Gerade trudeln auf einem unbenutzten Compuserve-Account zwei dieser Mails mit unterschiedlichem Betreff ("Wieder mehr rechtsextremistische Gewalttaten" und "Geben Sie uns Ihre Stimme !") ein:



> Sehr geehrte Damen und Herren,
> 
> 
> Im Bereich des Rechtsextremismus registriert der Bericht des
> ...



Auf der Voting-Seite selbst steht dann u.a.:



> Kampf gegen rechts !
> Neonazi-Szene: Mehr V-Leute?
> 
> 
> ...



Wenn man wählt, soll ein Voting-Plugin installiert werden.


----------



## Fidul (20 September 2003)

Der Netzblock 213.252.26.0 - 213.252.26.7 mit eurowahl.*** gehört einer "Virtual Pacific Entertainment Ltd." und liegt bei ip&more/CUNet in München. Vielleicht bringt da eine Beschwerde was.


----------



## dvill (21 September 2003)

Die seriösen Geschäftsleute werden bescheiden und begnügen sich mit Kleinbeträgen für zweckfreie Abstimmungen. Der Dialer wählt

01377990394

und ist damit der erste 0137-Dialer, der mir den Weg kreuzte.

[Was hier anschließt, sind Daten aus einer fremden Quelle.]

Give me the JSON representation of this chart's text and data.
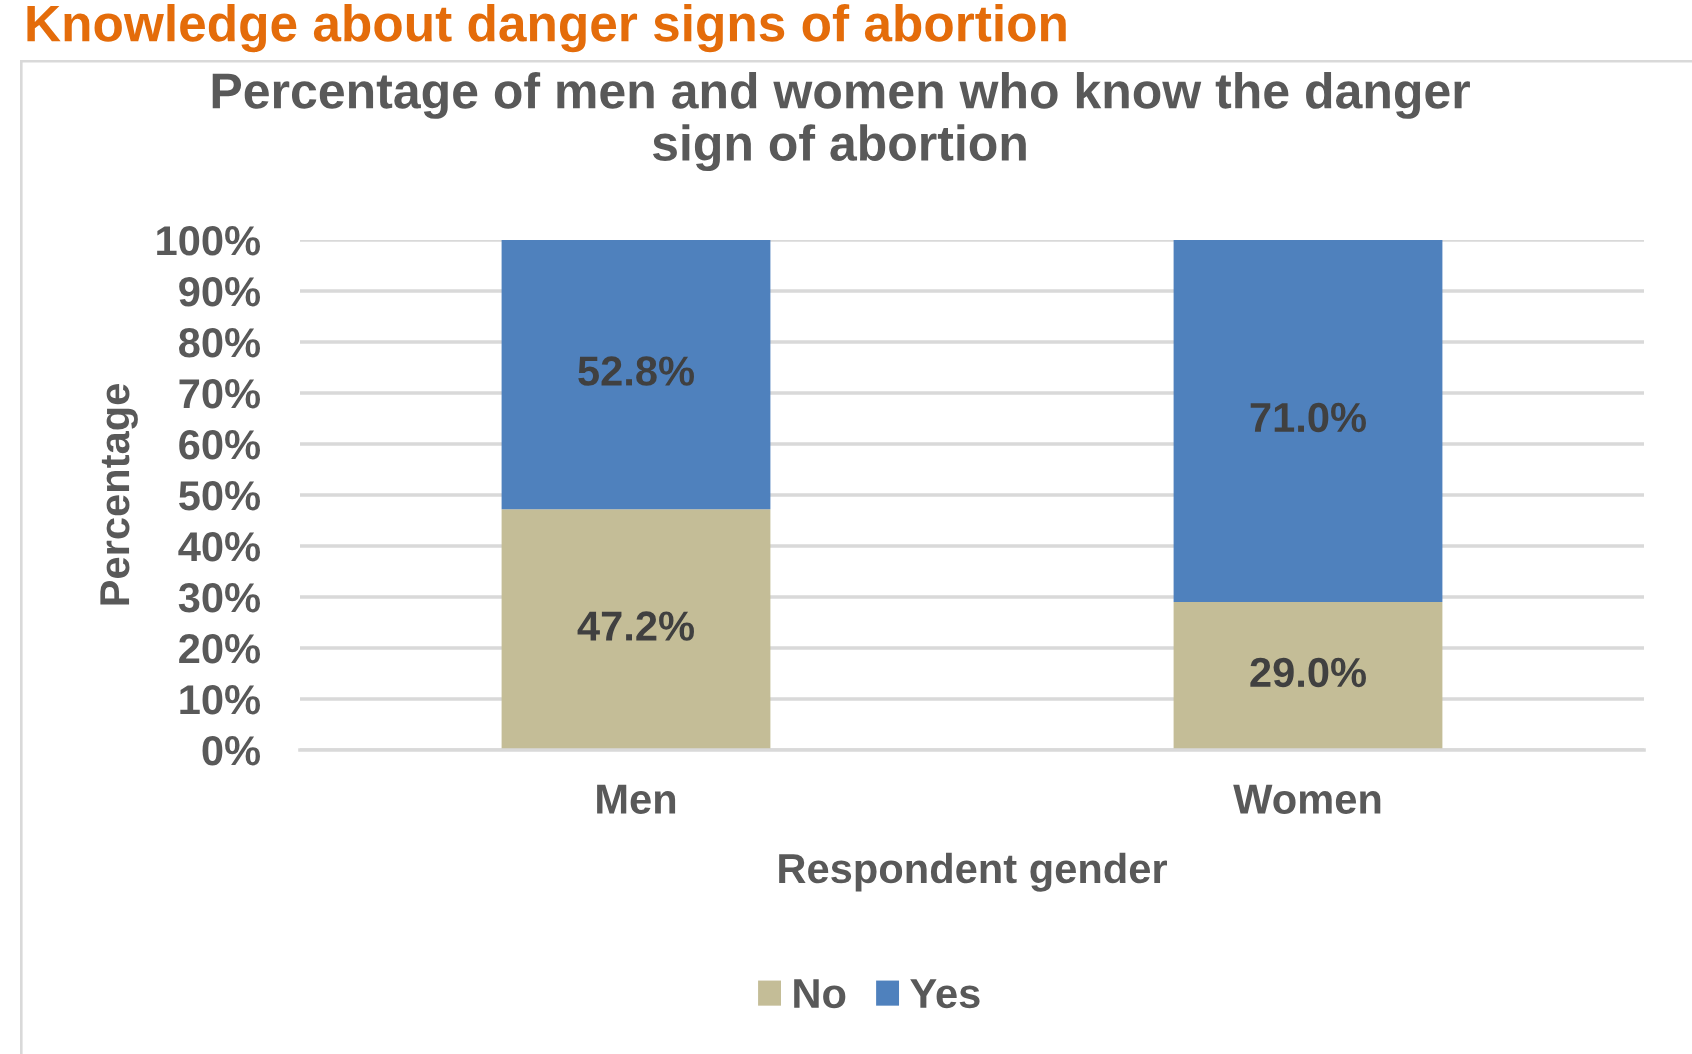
{
  "chart_data": {
    "type": "bar",
    "title": "Percentage of men and women who know the danger\nsign of abortion",
    "annotations": [
      "Knowledge about danger signs of abortion"
    ],
    "xlabel": "Respondent gender",
    "ylabel": "Percentage",
    "categories": [
      "Men",
      "Women"
    ],
    "stacked": true,
    "series": [
      {
        "name": "No",
        "color": "#c4bd97",
        "values": [
          47.2,
          29.0
        ],
        "value_labels": [
          "47.2%",
          "29.0%"
        ]
      },
      {
        "name": "Yes",
        "color": "#4f81bd",
        "values": [
          52.8,
          71.0
        ],
        "value_labels": [
          "52.8%",
          "71.0%"
        ]
      }
    ],
    "ylim": [
      0,
      100
    ],
    "yticks": [
      {
        "value": 0,
        "label": "0%"
      },
      {
        "value": 10,
        "label": "10%"
      },
      {
        "value": 20,
        "label": "20%"
      },
      {
        "value": 30,
        "label": "30%"
      },
      {
        "value": 40,
        "label": "40%"
      },
      {
        "value": 50,
        "label": "50%"
      },
      {
        "value": 60,
        "label": "60%"
      },
      {
        "value": 70,
        "label": "70%"
      },
      {
        "value": 80,
        "label": "80%"
      },
      {
        "value": 90,
        "label": "90%"
      },
      {
        "value": 100,
        "label": "100%"
      }
    ],
    "grid": "y",
    "legend": "bottom"
  }
}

Der Dialer wählt direkt nach dem Abstimmungsklick!

Mitverdiener gemäß

http://www.regtp.de/reg_tele/02763/index.html

Dietmar Vill


----------



## Anonymous (21 September 2003)

dvill schrieb:
			
		

> http://www.regtp.de/reg_tele/02763/index.html
> 
> Dietmar Vill


Abgekupfert - danke Didi, für die Info.


----------



## AmiRage (21 September 2003)

Und was machen "wir" jetzt am besten mit diesen netten Zeitgenossen?


----------



## Heiko (21 September 2003)

AmiRage schrieb:
			
		

> Und was machen "wir" jetzt am besten mit diesen netten Zeitgenossen?


Ich habe da so ein Bild im Kopf mit einem nackten Hintern und ein paar roten Waldameisen...


SCNR


----------



## Fidul (22 September 2003)

dvill schrieb:
			
		

> Mitverdiener gemäß
> 
> http://www.regtp.de/reg_tele/02763/index.html



Ah, Extracom. Gab es da im Dialer eigentlich eine Preisangabe und sind 0137-Dialer überhaupt erlaubt, d.h. darf diese Rufnummerngasse so genutzt werden?


----------



## Fidul (25 September 2003)

Dialerschutz.de hat sich mit diesem Teil befaßt:

http://www.dialerschutz.de/home/Aktuelles/25092003/25092003.html


----------